Na mesma semana, a Convenção de Viena foi rasgada a olho nu com os ataques coordenados às embaixadas da Venezuela em três capitais europeias. Por quem? Não sabemos. A OTAN fará algo contra esses terroristas? Estará ela mesma envolvida nos atentados? Melhor nem perguntar. A ideologia dominante no velho continente parece não conseguir superar o eurocentrismo e seu imaginário imperial-civilizatório, mesmo quando a realidade desafia seus dogmas mais queridos. Seus valores e normas ‘universais’ são desmentidos cotidianamente em cada uma de suas sociedades, todas racistas à sua maneira. Nem mesmo a destruição terrorista de suas infraestruturas vitais, por seus supostos aliados, como os gasodutos Nord Stream, os faz mudar de ideia. O perigo vem sempre do Oriente, ou do Sul.
Enquanto os líderes europeus ficam tentando amedrontar seu eleitorado doméstico com bravatas russofóbicas deste tipo, os norte-americanos seguem utilizando-os como financiadores de seu imperialismo particular, cada vez menos generoso com seus súditos de primeira-classe. E a direita radical em ambos os lados do Atlântico Norte cresce na esteira do militarismo, ao passo que toma a dianteira na recusa da guerra contra a Rússia por motivos ideológicos liberais (democracia vs. autoritarismo). Por sua vez, a esquerda europeia, com exceção dos pequenos partidos comunistas, silenciou ou vacilou sobre a guerra da Ucrânia desde o princípio, deixando a bandeira do pacifismo ser sequestrada e vendo sua relevância política minada em quase toda parte.

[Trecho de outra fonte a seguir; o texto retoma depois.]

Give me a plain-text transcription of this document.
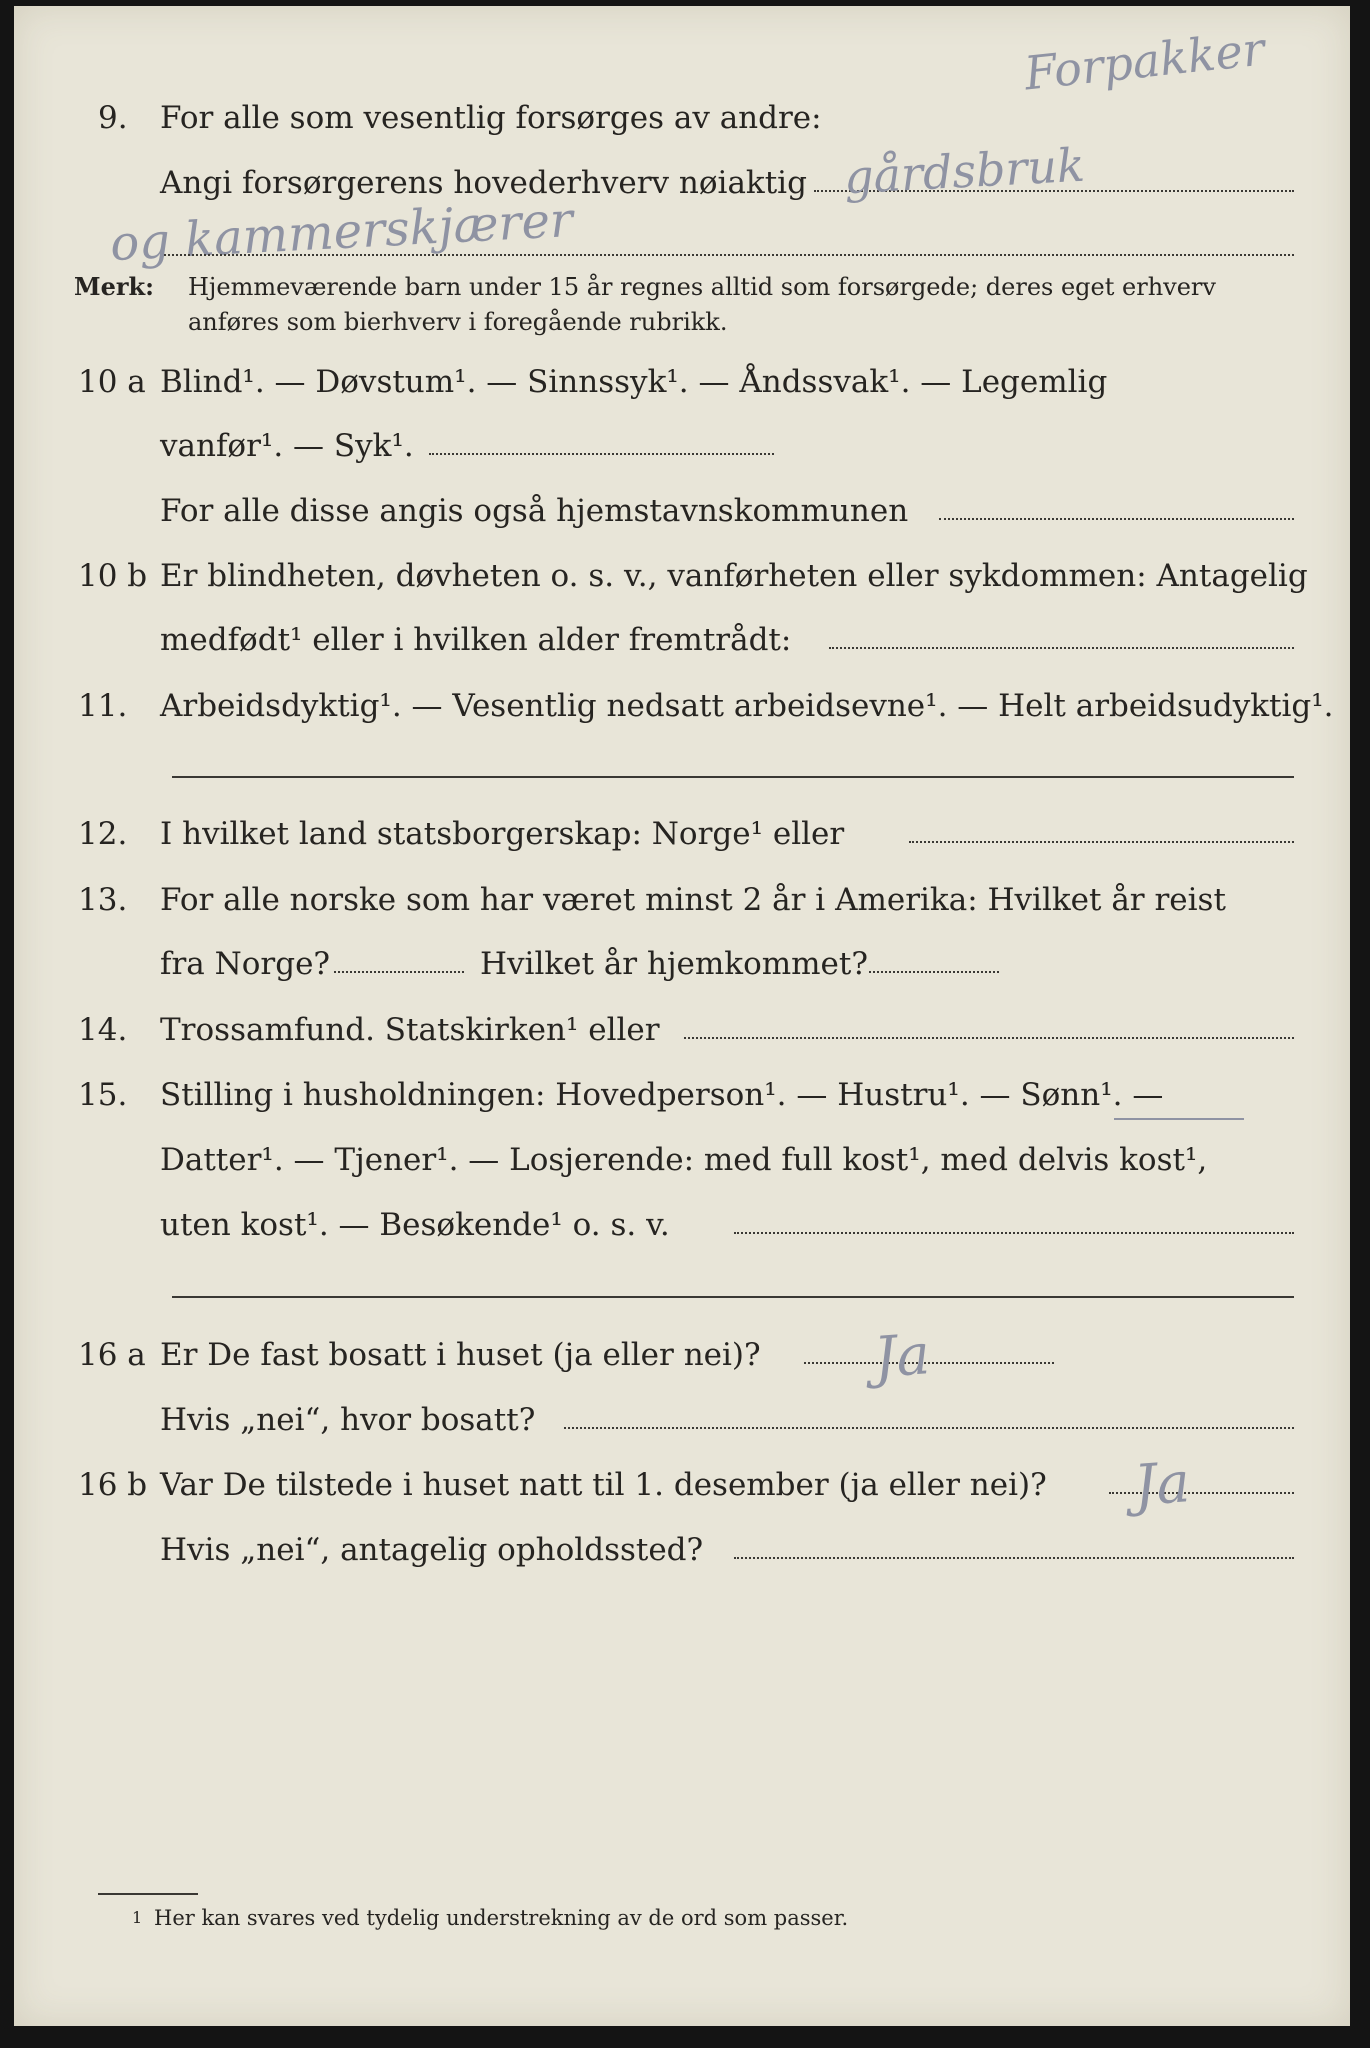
9. For alle som vesentlig forsørges av andre:
Forpakker
Angi forsørgerens hovederhverv nøiaktig gårdsbruk
og kammerskjærer
Merk: Hjemmeværende barn under 15 år regnes alltid som forsørgede; deres eget erhverv
anføres som bierhverv i foregående rubrikk.
10 a Blind¹. — Døvstum¹. — Sinnssyk¹. — Åndssvak¹. — Legemlig
vanfør¹. — Syk¹.
For alle disse angis også hjemstavnskommunen
10 b Er blindheten, døvheten o. s. v., vanførheten eller sykdommen: Antagelig
medfødt¹ eller i hvilken alder fremtrådt:
11. Arbeidsdyktig¹. — Vesentlig nedsatt arbeidsevne¹. — Helt arbeidsudyktig¹.
12. I hvilket land statsborgerskap: Norge¹ eller
13. For alle norske som har været minst 2 år i Amerika: Hvilket år reist
fra Norge?	Hvilket år hjemkommet?
14. Trossamfund. Statskirken¹ eller
15. Stilling i husholdningen: Hovedperson¹. — Hustru¹. — Sønn¹. —
Datter¹. — Tjener¹. — Losjerende: med full kost¹, med delvis kost¹,
uten kost¹. — Besøkende¹ o. s. v.
16 a Er De fast bosatt i huset (ja eller nei)? Ja
Hvis „nei“, hvor bosatt?
16 b Var De tilstede i huset natt til 1. desember (ja eller nei)? Ja
Hvis „nei“, antagelig opholdssted?
1 Her kan svares ved tydelig understrekning av de ord som passer.
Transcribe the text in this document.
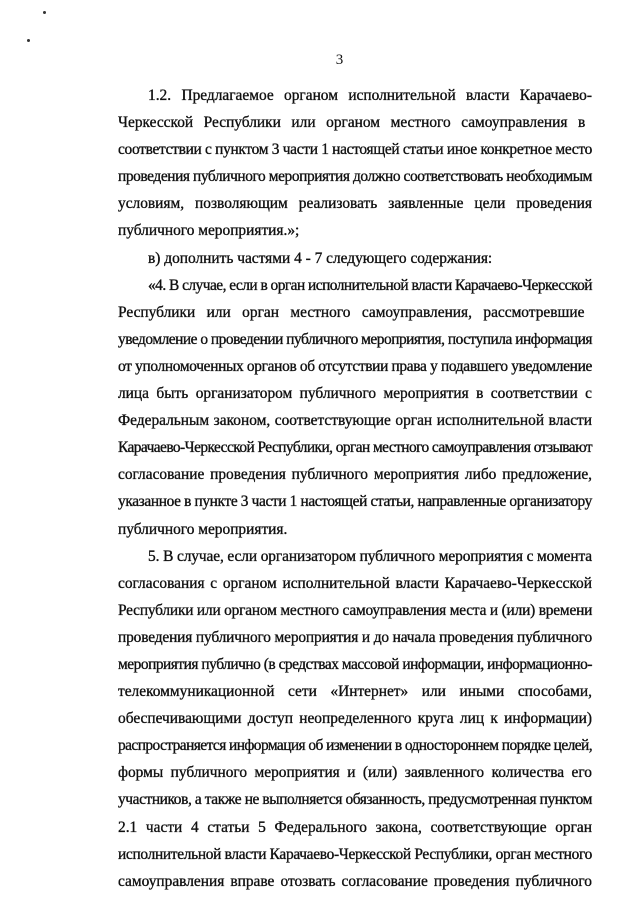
3
1.2. Предлагаемое органом исполнительной власти Карачаево-
Черкесской Республики или органом местного самоуправления в
соответствии с пунктом 3 части 1 настоящей статьи иное конкретное место
проведения публичного мероприятия должно соответствовать необходимым
условиям, позволяющим реализовать заявленные цели проведения
публичного мероприятия.»;
в) дополнить частями 4 - 7 следующего содержания:
«4. В случае, если в орган исполнительной власти Карачаево-Черкесской
Республики или орган местного самоуправления, рассмотревшие
уведомление о проведении публичного мероприятия, поступила информация
от уполномоченных органов об отсутствии права у подавшего уведомление
лица быть организатором публичного мероприятия в соответствии с
Федеральным законом, соответствующие орган исполнительной власти
Карачаево-Черкесской Республики, орган местного самоуправления отзывают
согласование проведения публичного мероприятия либо предложение,
указанное в пункте 3 части 1 настоящей статьи, направленные организатору
публичного мероприятия.
5. В случае, если организатором публичного мероприятия с момента
согласования с органом исполнительной власти Карачаево-Черкесской
Республики или органом местного самоуправления места и (или) времени
проведения публичного мероприятия и до начала проведения публичного
мероприятия публично (в средствах массовой информации, информационно-
телекоммуникационной сети «Интернет» или иными способами,
обеспечивающими доступ неопределенного круга лиц к информации)
распространяется информация об изменении в одностороннем порядке целей,
формы публичного мероприятия и (или) заявленного количества его
участников, а также не выполняется обязанность, предусмотренная пунктом
2.1 части 4 статьи 5 Федерального закона, соответствующие орган
исполнительной власти Карачаево-Черкесской Республики, орган местного
самоуправления вправе отозвать согласование проведения публичного
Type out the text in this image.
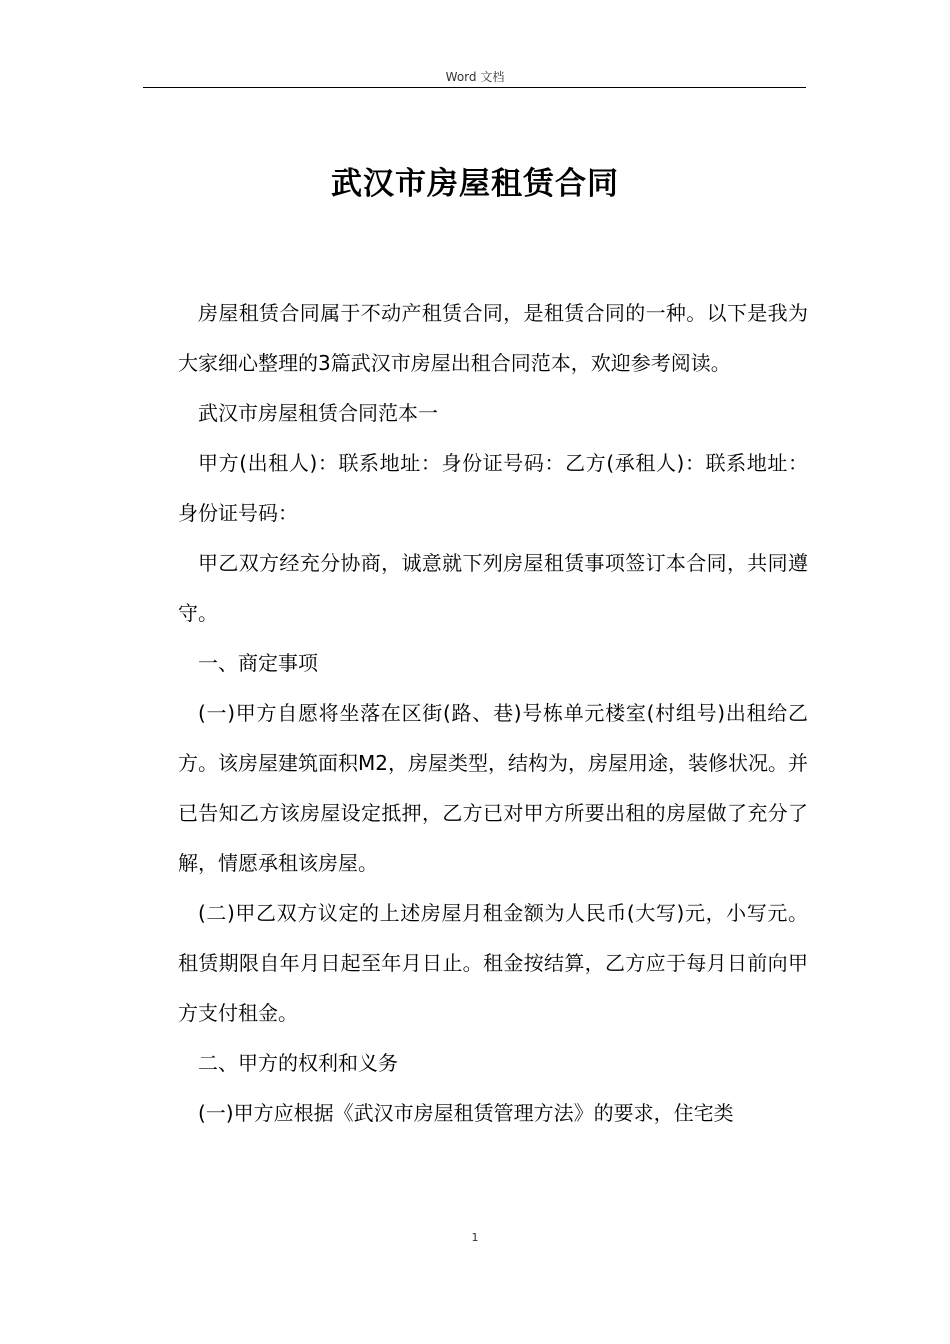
Word 文档
武汉市房屋租赁合同

房屋租赁合同属于不动产租赁合同，是租赁合同的一种。以下是我为大家细心整理的3篇武汉市房屋出租合同范本，欢迎参考阅读。

武汉市房屋租赁合同范本一

甲方(出租人)：联系地址：身份证号码：乙方(承租人)：联系地址：身份证号码：

甲乙双方经充分协商，诚意就下列房屋租赁事项签订本合同，共同遵守。

一、商定事项

(一)甲方自愿将坐落在区街(路、巷)号栋单元楼室(村组号)出租给乙方。该房屋建筑面积M2，房屋类型，结构为，房屋用途，装修状况。并已告知乙方该房屋设定抵押，乙方已对甲方所要出租的房屋做了充分了解，情愿承租该房屋。

(二)甲乙双方议定的上述房屋月租金额为人民币(大写)元，小写元。租赁期限自年月日起至年月日止。租金按结算，乙方应于每月日前向甲方支付租金。

二、甲方的权利和义务

(一)甲方应根据《武汉市房屋租赁管理方法》的要求，住宅类

1
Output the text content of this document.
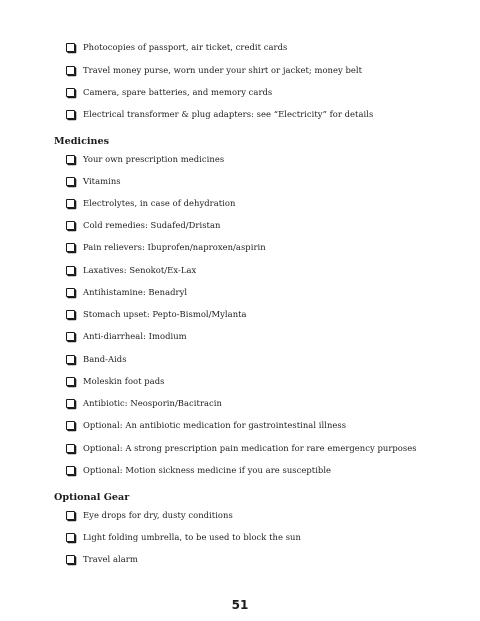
Photocopies of passport, air ticket, credit cards
Travel money purse, worn under your shirt or jacket; money belt
Camera, spare batteries, and memory cards
Electrical transformer & plug adapters: see “Electricity” for details
Medicines
Your own prescription medicines
Vitamins
Electrolytes, in case of dehydration
Cold remedies: Sudafed/Dristan
Pain relievers: Ibuprofen/naproxen/aspirin
Laxatives: Senokot/Ex-Lax
Antihistamine: Benadryl
Stomach upset: Pepto-Bismol/Mylanta
Anti-diarrheal: Imodium
Band-Aids
Moleskin foot pads
Antibiotic: Neosporin/Bacitracin
Optional: An antibiotic medication for gastrointestinal illness
Optional: A strong prescription pain medication for rare emergency purposes
Optional: Motion sickness medicine if you are susceptible
Optional Gear
Eye drops for dry, dusty conditions
Light folding umbrella, to be used to block the sun
Travel alarm
51
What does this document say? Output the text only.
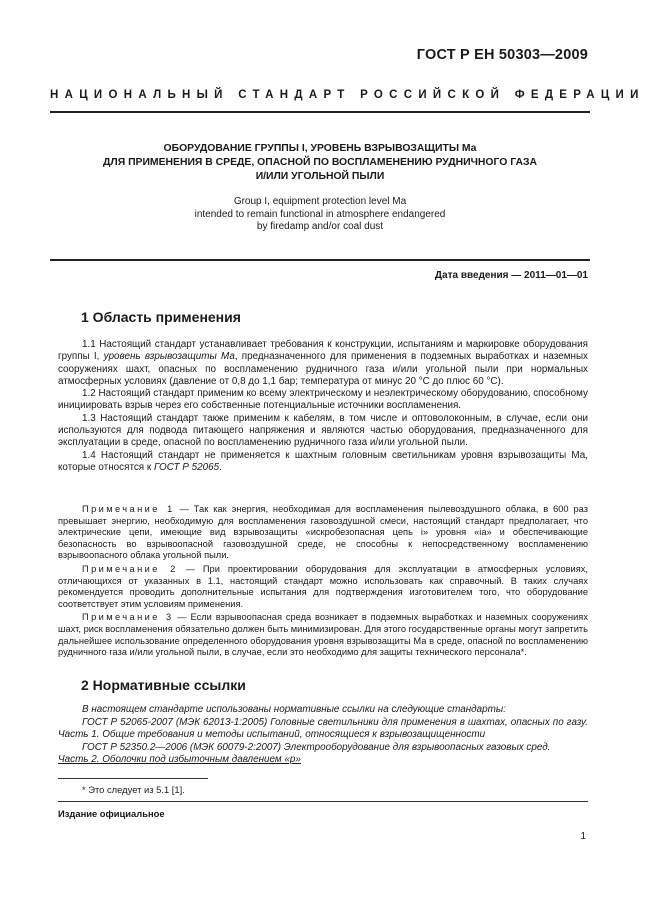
ГОСТ Р ЕН 50303—2009
НАЦИОНАЛЬНЫЙ СТАНДАРТ РОССИЙСКОЙ ФЕДЕРАЦИИ
ОБОРУДОВАНИЕ ГРУППЫ I, УРОВЕНЬ ВЗРЫВОЗАЩИТЫ Ма
ДЛЯ ПРИМЕНЕНИЯ В СРЕДЕ, ОПАСНОЙ ПО ВОСПЛАМЕНЕНИЮ РУДНИЧНОГО ГАЗА
И/ИЛИ УГОЛЬНОЙ ПЫЛИ
Group I, equipment protection level Ma
intended to remain functional in atmosphere endangered
by firedamp and/or coal dust
Дата введения — 2011—01—01
1 Область применения

1.1 Настоящий стандарт устанавливает требования к конструкции, испытаниям и маркировке оборудования группы I, уровень взрывозащиты Ма, предназначенного для применения в подземных выработках и наземных сооружениях шахт, опасных по воспламенению рудничного газа и/или угольной пыли при нормальных атмосферных условиях (давление от 0,8 до 1,1 бар; температура от минус 20 °С до плюс 60 °С).

1.2 Настоящий стандарт применим ко всему электрическому и неэлектрическому оборудованию, способному инициировать взрыв через его собственные потенциальные источники воспламенения.

1.3 Настоящий стандарт также применим к кабелям, в том числе и оптоволоконным, в случае, если они используются для подвода питающего напряжения и являются частью оборудования, предназначенного для эксплуатации в среде, опасной по воспламенению рудничного газа и/или угольной пыли.

1.4 Настоящий стандарт не применяется к шахтным головным светильникам уровня взрывозащиты Ма, которые относятся к ГОСТ Р 52065.

Примечание 1 — Так как энергия, необходимая для воспламенения пылевоздушного облака, в 600 раз превышает энергию, необходимую для воспламенения газовоздушной смеси, настоящий стандарт предполагает, что электрические цепи, имеющие вид взрывозащиты «искробезопасная цепь i» уровня «ia» и обеспечивающие безопасность во взрывоопасной газовоздушной среде, не способны к непосредственному воспламенению взрывоопасного облака угольной пыли.

Примечание 2 — При проектировании оборудования для эксплуатации в атмосферных условиях, отличающихся от указанных в 1.1, настоящий стандарт можно использовать как справочный. В таких случаях рекомендуется проводить дополнительные испытания для подтверждения изготовителем того, что оборудование соответствует этим условиям применения.

Примечание 3 — Если взрывоопасная среда возникает в подземных выработках и наземных сооружениях шахт, риск воспламенения обязательно должен быть минимизирован. Для этого государственные органы могут запретить дальнейшее использование определенного оборудования уровня взрывозащиты Ма в среде, опасной по воспламенению рудничного газа и/или угольной пыли, в случае, если это необходимо для защиты технического персонала*.

2 Нормативные ссылки

В настоящем стандарте использованы нормативные ссылки на следующие стандарты:

ГОСТ Р 52065-2007 (МЭК 62013-1:2005) Головные светильники для применения в шахтах, опасных по газу. Часть 1. Общие требования и методы испытаний, относящиеся к взрывозащищенности

ГОСТ Р 52350.2—2006 (МЭК 60079-2:2007) Электрооборудование для взрывоопасных газовых сред.

Часть 2. Оболочки под избыточным давлением «р»
* Это следует из 5.1 [1].
Издание официальное
1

Em tal cenário, decerto sombrio, não podemos nos dar ao luxo cair nas paranoias coletivas a que os donos do poder nos induzem, por velhacaria ou reflexo inconsciente, a todo momento. Quem não se lembra das manchetes d’O Globo e do resto da grande imprensa acerca da “invasão haitiana” ao Brasil?[6] Mas quem havia invadido o Haiti era o Exército Brasileiro…
A lição que fica é simples: a política do medo deve sempre ser vista com desconfiança, mesmo entre quem se entende de esquerda ou progressista; e até mesmo em ocasiões de pandemia ou durante outras emergências reais. A política do medo é sempre calhorda. Geralmente é praticada por quem não tem melhores argumentos ou precisa distrair as massas. Mas funciona. E não adianta “checagem de fatos” quando os próprios fiscais já são ideologicamente determinados – pois é impossível não sê-lo.
O que sim, é possível, começa pela resistência à indução do pânico social. Mas precisa ir muito além. E esse além não será pensável, nem alcançável, mediante a exploração da paranoia de ninguém.
(*) Miguel Borba de Sá é historiador pela UFRJ, doutor em Relações Internacionais pela PUC-RIO e Mestre em Ideologia e Análise de Discurso pela Universidade de Essex.